As I turned into Chestnut Hill from the intersection of Bethlehem Pike and Stenton Avenue, I was confronted by a turnpike that had been transformed by last week’s snowstorm into a ski slope.

The roadway was still under at least 6 inches of snow – a compact amount that had been pressed down by other travelers in an uneven topography of ice mounds and snow swales. No plow or snow truck had seen this stretch of road yet, more than 24 hours after the snows of Wednesday and Thursday had concluded.

I didn’t have a problem getting up the hill – I drive a Subaru, the world’s greatest snow car – but a lot of other people were having problems. Two other drivers were stuck at the bottom of the hill. Several others were slowly coming down the hill at 5 mph, hoping not to slide through the red light at the intersection of Chestnut Hill Avenue or into another car.

What’s the problem? Why can’t Philadelphia clear even its most frequently traveled roads? Springfield Township by Thursday afternoon didn’t have an ounce of ice on its roads. What did they do right that Philadelphia can’t seem to get right?

On Thursday, Mayor Michael Nutter spoke to the online publication governing.com about the city’s snow removal strategy. According to Nutter, 700 city employees use 500 city vehicles to clear (or try to clear) the city’s 3,000 miles of street.

“Basically … if you’ve got a truck and we can put a plow on it, you’re going to be doing snow duty – that’s kind of our motto,” Nutter told governing.com. “Our folks are snow fighters. This is what they do. They take it as a point of personal pride.”

By the looks of things around Chestnut Hill and from what I’ve heard from people in other communities – Mt. Airy and Germantown – snow removal off of Germanton Avenue practically didn’t even happen.  West Mount Airy Executive Director Lizabeth Macoretta sent a letter to Councilwoman Donna Reed Miller’s office to address her organization’s concern over the lack of good snow removal in West Mt. Airy (see letter below).

Since I’ve lived in Philadelphia and then in its near suburbs – moved here in 1997 – I’ve never seen the city do a very good job with the snow. To Nutter’s credit, I don’t think any administration has done a better job than his.
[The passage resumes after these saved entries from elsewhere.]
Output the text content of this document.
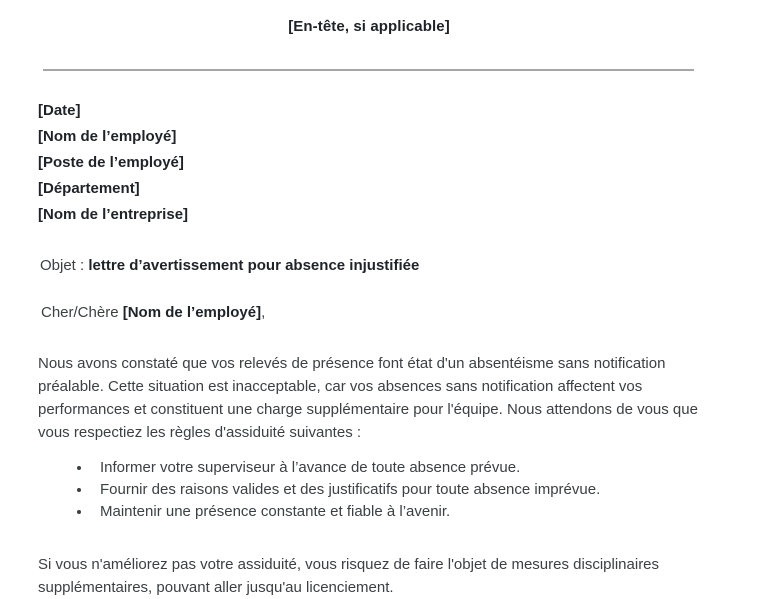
[En-tête, si applicable]

[Date]

[Nom de l’employé]

[Poste de l’employé]

[Département]

[Nom de l’entreprise]

Objet : lettre d’avertissement pour absence injustifiée

Cher/Chère [Nom de l’employé],

Nous avons constaté que vos relevés de présence font état d'un absentéisme sans notification préalable. Cette situation est inacceptable, car vos absences sans notification affectent vos performances et constituent une charge supplémentaire pour l'équipe. Nous attendons de vous que vous respectiez les règles d'assiduité suivantes :

• Informer votre superviseur à l’avance de toute absence prévue.
• Fournir des raisons valides et des justificatifs pour toute absence imprévue.
• Maintenir une présence constante et fiable à l’avenir.

Si vous n'améliorez pas votre assiduité, vous risquez de faire l'objet de mesures disciplinaires supplémentaires, pouvant aller jusqu'au licenciement.
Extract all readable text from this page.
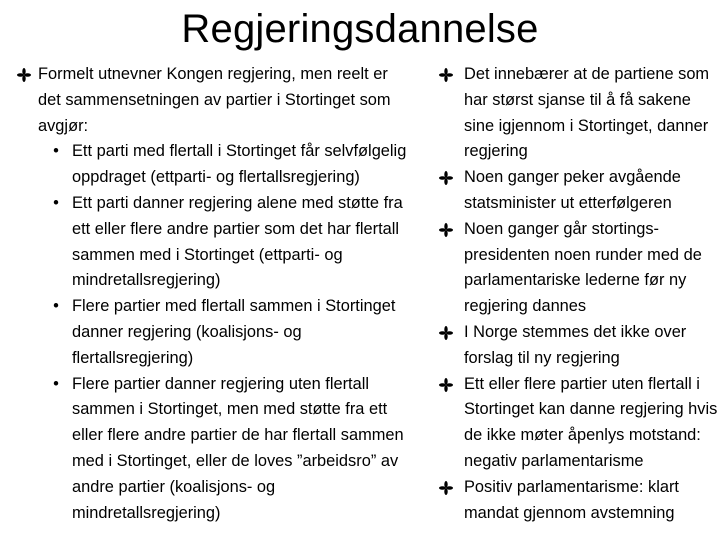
Regjeringsdannelse
Formelt utnevner Kongen regjering, men reelt er det sammensetningen av partier i Stortinget som avgjør:
• Ett parti med flertall i Stortinget får selvfølgelig oppdraget (ettparti- og flertallsregjering)
• Ett parti danner regjering alene med støtte fra ett eller flere andre partier som det har flertall sammen med i Stortinget (ettparti- og mindretallsregjering)
• Flere partier med flertall sammen i Stortinget danner regjering (koalisjons- og flertallsregjering)
• Flere partier danner regjering uten flertall sammen i Stortinget, men med støtte fra ett eller flere andre partier de har flertall sammen med i Stortinget, eller de loves ”arbeidsro” av andre partier (koalisjons- og mindretallsregjering)
Det innebærer at de partiene som har størst sjanse til å få sakene sine igjennom i Stortinget, danner regjering
Noen ganger peker avgående statsminister ut etterfølgeren
Noen ganger går stortings-presidenten noen runder med de parlamentariske lederne før ny regjering dannes
I Norge stemmes det ikke over forslag til ny regjering
Ett eller flere partier uten flertall i Stortinget kan danne regjering hvis de ikke møter åpenlys motstand: negativ parlamentarisme
Positiv parlamentarisme: klart mandat gjennom avstemning
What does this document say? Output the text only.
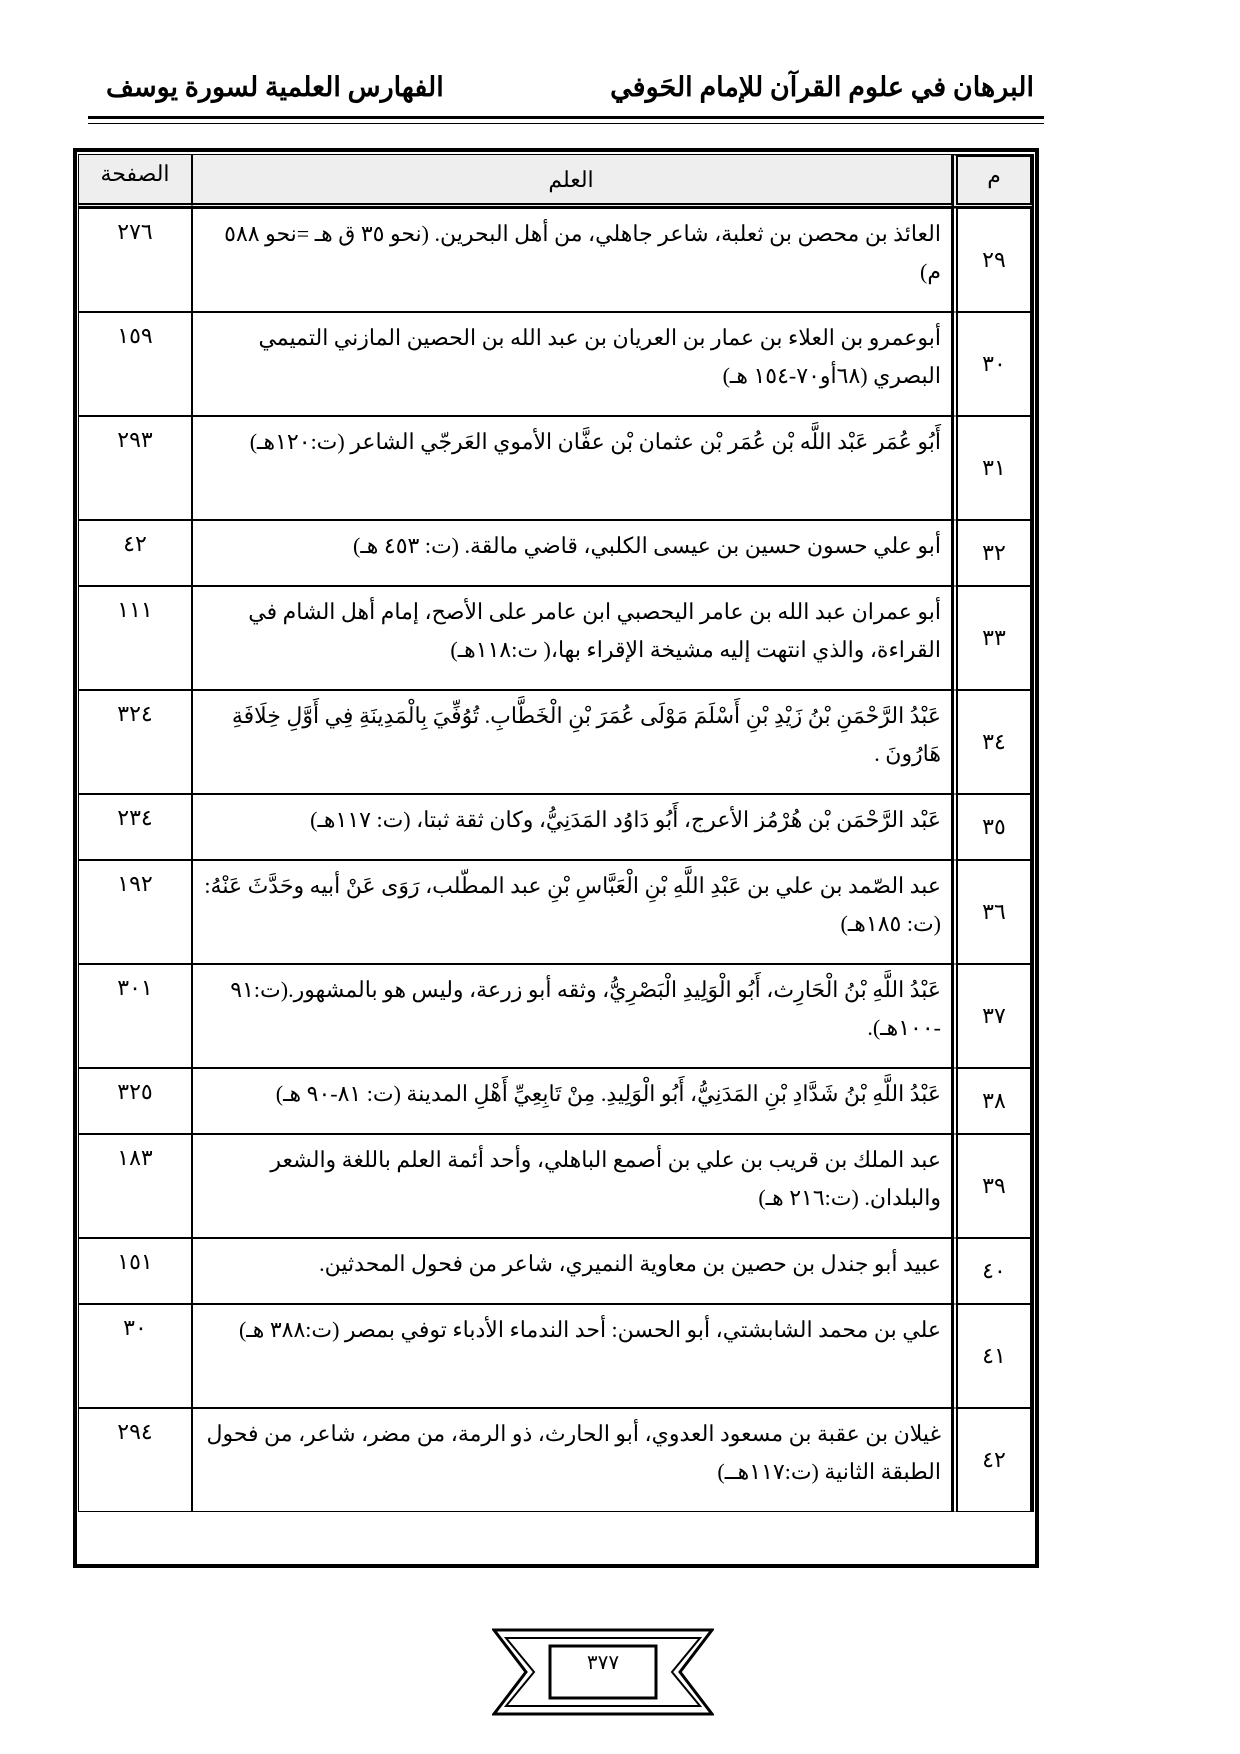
البرهان في علوم القرآن للإمام الحَوفي
الفهارس العلمية لسورة يوسف
م	العلم	الصفحة
٢٩	العائذ بن محصن بن ثعلبة، شاعر جاهلي، من أهل البحرين. (نحو ٣٥ ق هـ =نحو ٥٨٨ م)	٢٧٦
٣٠	أبوعمرو بن العلاء بن عمار بن العريان بن عبد الله بن الحصين المازني التميمي البصري (٦٨أو٧٠-١٥٤ هـ)	١٥٩
٣١	أَبُو عُمَر عَبْد اللَّه بْن عُمَر بْن عثمان بْن عفَّان الأموي العَرجّي الشاعر (ت:١٢٠هـ)	٢٩٣
٣٢	أبو علي حسون حسين بن عيسى الكلبي، قاضي مالقة. (ت: ٤٥٣ هـ)	٤٢
٣٣	أبو عمران عبد الله بن عامر اليحصبي ابن عامر على الأصح، إمام أهل الشام في القراءة، والذي انتهت إليه مشيخة الإقراء بها،( ت:١١٨هـ)	١١١
٣٤	عَبْدُ الرَّحْمَنِ بْنُ زَيْدِ بْنِ أَسْلَمَ مَوْلَى عُمَرَ بْنِ الْخَطَّابِ. تُوُفِّيَ بِالْمَدِينَةِ فِي أَوَّلِ خِلَافَةِ هَارُونَ .	٣٢٤
٣٥	عَبْد الرَّحْمَن بْن هُرْمُز الأعرج، أَبُو دَاوُد المَدَنِيُّ، وكان ثقة ثبتا، (ت: ١١٧هـ)	٢٣٤
٣٦	عبد الصّمد بن علي بن عَبْدِ اللَّهِ بْنِ الْعَبَّاسِ بْنِ عبد المطّلب، رَوَى عَنْ أبيه وحَدَّثَ عَنْهُ:(ت: ١٨٥هـ)	١٩٢
٣٧	عَبْدُ اللَّهِ بْنُ الْحَارِث، أَبُو الْوَلِيدِ الْبَصْرِيُّ، وثقه أبو زرعة، وليس هو بالمشهور.(ت:٩١ -١٠٠هـ).	٣٠١
٣٨	عَبْدُ اللَّهِ بْنُ شَدَّادِ بْنِ المَدَنِيُّ، أَبُو الْوَلِيدِ. مِنْ تَابِعِيِّ أَهْلِ المدينة (ت: ٨١-٩٠ هـ)	٣٢٥
٣٩	عبد الملك بن قريب بن علي بن أصمع الباهلي، وأحد أئمة العلم باللغة والشعر والبلدان. (ت:٢١٦ هـ)	١٨٣
٤٠	عبيد أبو جندل بن حصين بن معاوية النميري، شاعر من فحول المحدثين.	١٥١
٤١	علي بن محمد الشابشتي، أبو الحسن: أحد الندماء الأدباء توفي بمصر (ت:٣٨٨ هـ)	٣٠
٤٢	غيلان بن عقبة بن مسعود العدوي، أبو الحارث، ذو الرمة، من مضر، شاعر، من فحول الطبقة الثانية (ت:١١٧هــ)	٢٩٤
٣٧٧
I’m not sure any city administration is up to the task of clearing the city’s roads.

Perhaps it’s time for a little creative thinking. Or forget creative. I’d settle for some new thinking.

It’s pretty clear to me that a central agency – Philadelphia city government – can’t do the best job clearing neighborhood streets. We need some decentralization, contracts with local, private operators who will be responsible for snow removal services for a particular section of the city or neighborhood. City administrators can judge the effectiveness of these contractors and fire them if they don’t get the job done.

The point is this: Philadelphia could use a different approach to snow removal for its streets. It needs an approach that works.